Esto es lo más cerca que los espectadores profesionales (también los de El País o El Mundo) están de detenerse en los perturbadores ingredientes sociales que contiene la película: un Berlín despojado de cualquier referencia icónica; una artista hastiada de competir que trabaja por 4 € la hora —aunque no acaba de quedarme claro por qué competía—; varios jóvenes de ascendencia turca que se consideran los auténticos berlineses y que están atrapados por fidelidades de grupo; diálogos que alternan entre el alemán, el turco, el español y sobre todo el inglés, pero en un inglés que para quienes lo hablan es segunda o tercera lengua, y que en ocasiones consiste en clichés de series y películas anglosajonas («you’re going to get well... stay with me...»). Para la crítica, todo eso ha quedado eclipsado por un experimento técnico que ni siquiera es demasiado novedoso.

¿Cómo se estará comprendiendo esta película fuera de las redacciones de periódico? A trancas y barrancas, creo yo, y no por culpa del público. Parece que el guión era muy esquemático y que los actores improvisaban grandes partes de diálogo: esto, que imprime naturalidad a la actuación, también despoja a los personajes de la profundidad que deberían tener para que sus acciones fueran mínimamente inteligibles.

La lectura que encuentro más fácil y coherente me parece también inquietante, porque reactiva y expande viejos clichés. Tanto los turcos como los españoles son, en Alemania, inmensas minorías de inmigrantes laborales. Los primeros llevan ya dos o tres generaciones en el país, y no acaban de salir del círculo vicioso que va y viene de la marginalidad a los prejuicios sociales; los segundos estamos llegando aún, y a través de Victoria tomamos el relevo del crimen y de la marginalidad.

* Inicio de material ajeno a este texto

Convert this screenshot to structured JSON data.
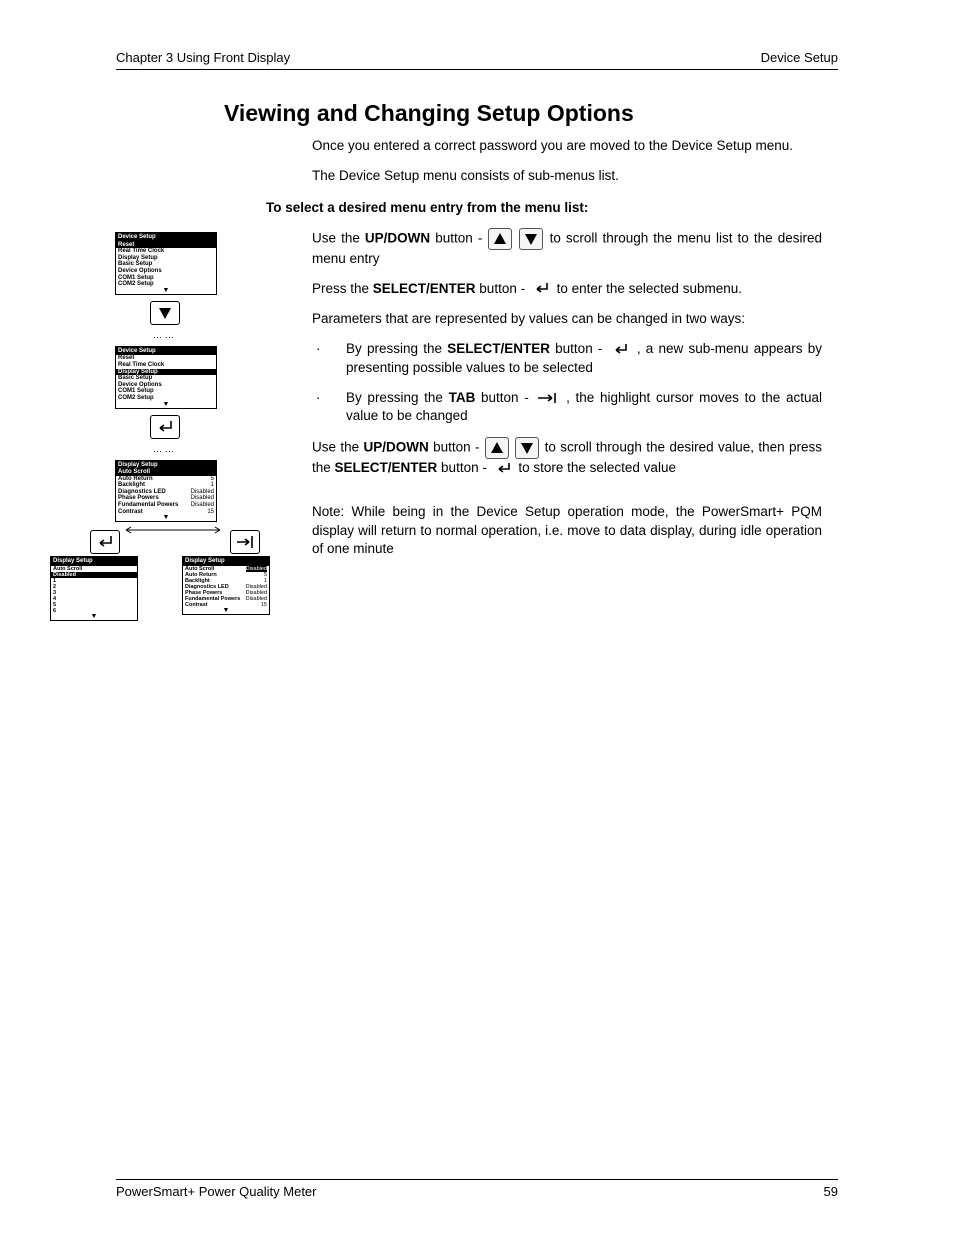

El único momento sobrecogedor de la película es cuando, interrumpiendo una conversación de tonteo particularmente tonto, Victoria se sienta al piano e interpreta, durante una larga escena, parte de uno de los valses de Mefisto de Franz Liszt. Como Liszt, Victoria también llega a Alemania en su edad adulta, pero a diferencia de Liszt renuncia a participar en una cultura común y se precipita con entusiasmo en el submundo del hampa. 

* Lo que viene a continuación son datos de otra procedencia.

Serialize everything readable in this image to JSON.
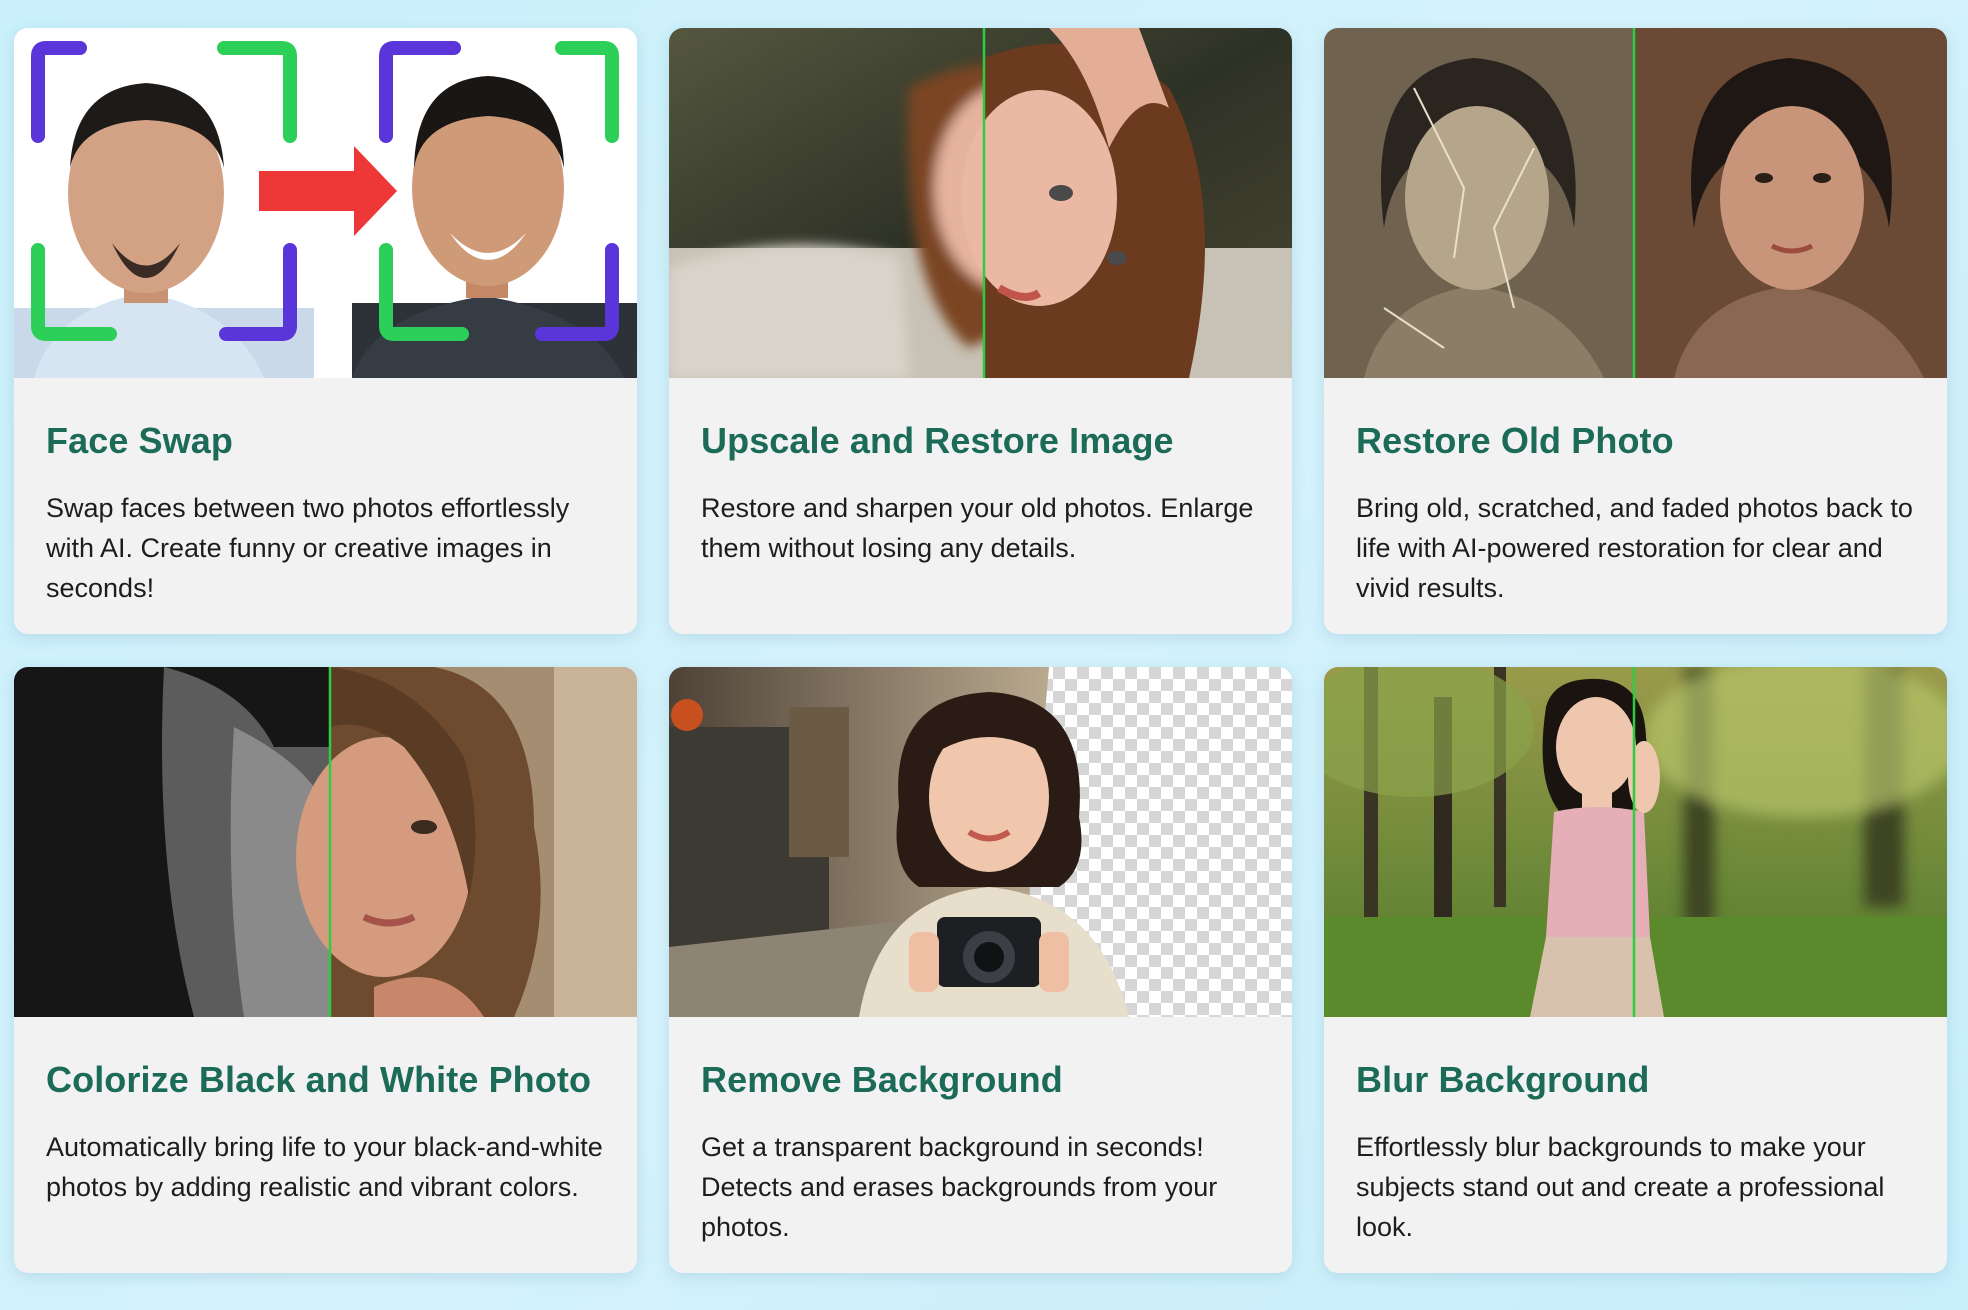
{
  "colors": {
    "title": "#1c6b58",
    "divider": "#2ecc40",
    "background": "#cdf1fb"
  },
  "cards": [
    {
      "title": "Face Swap",
      "description": "Swap faces between two photos effortlessly with AI. Create funny or creative images in seconds!",
      "thumbnail_icon": "face-swap-arrow-icon"
    },
    {
      "title": "Upscale and Restore Image",
      "description": "Restore and sharpen your old photos. Enlarge them without losing any details.",
      "thumbnail_icon": "before-after-slider-icon"
    },
    {
      "title": "Restore Old Photo",
      "description": "Bring old, scratched, and faded photos back to life with AI-powered restoration for clear and vivid results.",
      "thumbnail_icon": "before-after-slider-icon"
    },
    {
      "title": "Colorize Black and White Photo",
      "description": "Automatically bring life to your black-and-white photos by adding realistic and vibrant colors.",
      "thumbnail_icon": "before-after-slider-icon"
    },
    {
      "title": "Remove Background",
      "description": "Get a transparent background in seconds! Detects and erases backgrounds from your photos.",
      "thumbnail_icon": "transparency-checker-icon"
    },
    {
      "title": "Blur Background",
      "description": "Effortlessly blur backgrounds to make your subjects stand out and create a professional look.",
      "thumbnail_icon": "before-after-slider-icon"
    }
  ]
}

Puede verse de otro modo: los personajes no representan nada, son sólo adolescentes tardíos faltos de fósforo que caminan por la vida como pollos sin cabeza. Curiosamente, esta es a la vez la lectura más positiva y más negativa de la película.

Puedo imaginar asimismo una recepción ambiental, una adhesión preverbal y puramente emocional al espacio representado, que es un Berlín, como digo, típico pero no tópico: el Berlín de los kioscos que abren toda la noche, de los ciclistas borrachos, de los treintañeros inmaduros y de los clubes oscuros emplazados en lugares imprevisibles. A esta categoría de percepción pertenece el espectador que comentó una de las reseñas en línea con la sentencia siguiente: «si no te ha gustado esta película es que no eres un auténtico berlinés».

Abandono los escombros de mi apartamento belga y tomo el tren a Berlín, donde, según Victoria vaticina, no tardaré en atracar a viejecitas y transportar cocaína en el estuche de mi ukelele. La ficción escribe destinos sociales y profecías autocumplidas. Otra cosa es que esto, a veces, se perciba como algo completamente distinto: como ejercicios de estilo o como odas a una ciudad.